SOURCE / ECONOMY
China’s debt ratio within international safety line, won’t derail nation’s economic growth: expert
Published: Mar 25, 2023 05:49 PM
Li Yang, an academic from the Chinese Academy of Social Sciences and chairman of the National Institution for Finance and Development, delivers a keynote speech at the China Development Forum (CDF) 2023 in Beijing on March 25, 2023. Photo: Courtesy of CDF

Li Yang, an academic from the Chinese Academy of Social Sciences and chairman of the National Institution for Finance and Development, delivers a keynote speech at the China Development Forum (CDF) 2023 in Beijing on March 25, 2023. Photo: Courtesy of CDF


China's debt liability rate is currently within the international safe zone, and won't impact domestic economic growth as some have hyped, Li Yang, an academic member of Chinese Academy of Social Sciences and chairman of National Institution for Finance and Development, told a panel at the China Development Forum held in Beijing on Saturday.

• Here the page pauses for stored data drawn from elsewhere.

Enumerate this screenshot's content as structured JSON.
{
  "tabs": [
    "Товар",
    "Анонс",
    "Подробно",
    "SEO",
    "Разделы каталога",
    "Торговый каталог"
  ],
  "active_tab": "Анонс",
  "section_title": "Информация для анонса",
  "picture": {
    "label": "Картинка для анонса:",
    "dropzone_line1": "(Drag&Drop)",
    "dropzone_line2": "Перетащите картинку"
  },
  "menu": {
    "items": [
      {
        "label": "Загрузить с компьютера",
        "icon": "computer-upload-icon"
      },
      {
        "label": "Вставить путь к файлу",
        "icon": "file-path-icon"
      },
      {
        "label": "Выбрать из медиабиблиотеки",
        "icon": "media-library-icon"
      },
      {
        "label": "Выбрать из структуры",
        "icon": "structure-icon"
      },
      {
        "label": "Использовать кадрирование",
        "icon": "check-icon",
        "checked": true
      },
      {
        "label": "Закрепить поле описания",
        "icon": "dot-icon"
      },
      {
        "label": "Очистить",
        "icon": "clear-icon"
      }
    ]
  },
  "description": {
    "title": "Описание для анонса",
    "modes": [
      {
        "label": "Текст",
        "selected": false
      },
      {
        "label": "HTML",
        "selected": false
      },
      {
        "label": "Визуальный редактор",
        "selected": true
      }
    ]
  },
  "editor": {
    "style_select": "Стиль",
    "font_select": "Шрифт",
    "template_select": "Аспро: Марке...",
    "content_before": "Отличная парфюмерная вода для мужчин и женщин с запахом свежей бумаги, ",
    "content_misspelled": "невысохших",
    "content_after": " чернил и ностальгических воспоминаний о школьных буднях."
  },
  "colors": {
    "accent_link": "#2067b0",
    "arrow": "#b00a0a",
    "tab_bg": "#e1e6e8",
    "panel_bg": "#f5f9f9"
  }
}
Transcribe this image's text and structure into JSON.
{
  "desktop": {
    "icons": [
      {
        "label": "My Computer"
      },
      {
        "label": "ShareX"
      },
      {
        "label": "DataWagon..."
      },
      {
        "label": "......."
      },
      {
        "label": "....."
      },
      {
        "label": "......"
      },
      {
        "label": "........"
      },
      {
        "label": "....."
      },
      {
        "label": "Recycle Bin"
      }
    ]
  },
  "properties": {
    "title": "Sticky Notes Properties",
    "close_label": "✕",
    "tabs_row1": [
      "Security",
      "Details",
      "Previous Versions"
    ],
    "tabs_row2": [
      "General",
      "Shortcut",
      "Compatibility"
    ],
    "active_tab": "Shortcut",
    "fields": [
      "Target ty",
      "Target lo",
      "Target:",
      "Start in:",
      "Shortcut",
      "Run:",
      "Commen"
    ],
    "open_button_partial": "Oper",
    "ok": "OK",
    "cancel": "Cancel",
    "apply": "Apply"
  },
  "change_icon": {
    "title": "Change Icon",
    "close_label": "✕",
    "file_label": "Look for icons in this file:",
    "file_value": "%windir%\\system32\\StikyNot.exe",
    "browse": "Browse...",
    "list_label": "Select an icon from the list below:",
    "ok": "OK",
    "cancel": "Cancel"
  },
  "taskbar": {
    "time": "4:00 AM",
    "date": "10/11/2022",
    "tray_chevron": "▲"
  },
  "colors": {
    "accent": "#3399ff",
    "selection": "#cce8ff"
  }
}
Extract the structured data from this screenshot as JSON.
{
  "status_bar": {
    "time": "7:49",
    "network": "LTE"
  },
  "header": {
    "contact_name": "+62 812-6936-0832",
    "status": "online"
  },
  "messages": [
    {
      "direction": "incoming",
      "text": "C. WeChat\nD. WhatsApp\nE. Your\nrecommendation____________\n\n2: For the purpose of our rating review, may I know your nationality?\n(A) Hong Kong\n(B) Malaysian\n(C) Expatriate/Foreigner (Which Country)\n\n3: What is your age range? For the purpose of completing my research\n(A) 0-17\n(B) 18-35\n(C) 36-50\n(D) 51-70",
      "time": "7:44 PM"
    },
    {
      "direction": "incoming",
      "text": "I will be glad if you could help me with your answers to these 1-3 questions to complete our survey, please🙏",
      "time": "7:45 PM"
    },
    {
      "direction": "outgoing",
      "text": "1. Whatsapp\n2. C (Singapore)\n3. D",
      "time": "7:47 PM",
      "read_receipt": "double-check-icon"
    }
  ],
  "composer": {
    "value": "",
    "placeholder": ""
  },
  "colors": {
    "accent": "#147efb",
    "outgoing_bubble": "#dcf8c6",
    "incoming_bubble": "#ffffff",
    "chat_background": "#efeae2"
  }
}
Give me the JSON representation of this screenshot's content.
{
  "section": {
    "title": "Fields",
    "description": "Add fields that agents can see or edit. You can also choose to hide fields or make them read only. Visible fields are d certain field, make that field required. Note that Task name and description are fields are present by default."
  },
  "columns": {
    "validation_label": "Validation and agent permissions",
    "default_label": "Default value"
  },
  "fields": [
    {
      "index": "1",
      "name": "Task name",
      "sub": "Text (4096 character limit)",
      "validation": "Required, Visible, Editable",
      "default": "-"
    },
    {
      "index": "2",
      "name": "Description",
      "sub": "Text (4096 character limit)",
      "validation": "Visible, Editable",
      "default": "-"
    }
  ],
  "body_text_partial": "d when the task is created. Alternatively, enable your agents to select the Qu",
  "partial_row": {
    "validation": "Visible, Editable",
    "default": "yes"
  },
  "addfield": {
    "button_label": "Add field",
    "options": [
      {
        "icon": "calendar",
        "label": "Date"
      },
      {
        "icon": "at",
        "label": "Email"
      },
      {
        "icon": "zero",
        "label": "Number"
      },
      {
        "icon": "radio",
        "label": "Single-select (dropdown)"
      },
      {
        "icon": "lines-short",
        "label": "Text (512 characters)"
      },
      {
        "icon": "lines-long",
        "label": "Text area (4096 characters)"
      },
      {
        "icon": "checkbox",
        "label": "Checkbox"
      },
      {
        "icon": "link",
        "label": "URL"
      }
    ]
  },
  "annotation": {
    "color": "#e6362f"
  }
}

China's debt is indeed rising, but the debt ratio, and debt servicing ratio are all within the international safety line. More importantly, the scale of government assets and their proportion of GDP is also increasing, so it provides a way to solve the problem: by exchanging assets and debts by better using assets, China's debt problem will be solved smoothly, Li said.

The debt problem is a very big problem, which cannot be solved by one country and requires mutual cooperation, Li said, calling for efforts of global cooperation and macro policy coordination "more than ever before."

Different from the past, the global debt crisis since this century has mainly originated from developed economies. In the past 20 years, due to long-term ultra-low interest rates and abundant liquidity, the US government debt market has become a source of global liquidity. If the US market shrink slightly, the liquidity crunch will be felt all over the world, Li said.

The situation after 2021 is completely different, said the expert, citing a series of unexpected shocks, such as the spread of the epidemic, the conflict between Russia and Ukraine, among others.

Then the long-lost inflation suddenly came, and the US cannot find a solution to the eye-burning problem in short period, thus it resorted to the old "weapon" in desperation — to raise interest rates.

Within a year, the interest rate has "brutally" increased several times. Changes in interest rates led to a sharp depreciation of various financial assets, which in turn triggered a comprehensive balance sheet recession, resulting in a dilemma for the US and the world, resulting in the collapse of Silicon Valley Bank and a series of "domino" events in the global financial market, Li said.

China's overall local government debt ratio remains relatively low and faces no problem of defusing systematic risks, China's Finance Minister Liu Kun said in March,noting that the liability ratio of statutory debt last year was about 50 percent, which is relatively low level by global standards.

He said competent authorities have been required to fully harness their primary role in resolving government debt risks and that all efforts should be made to ensure that no systemic risks arises.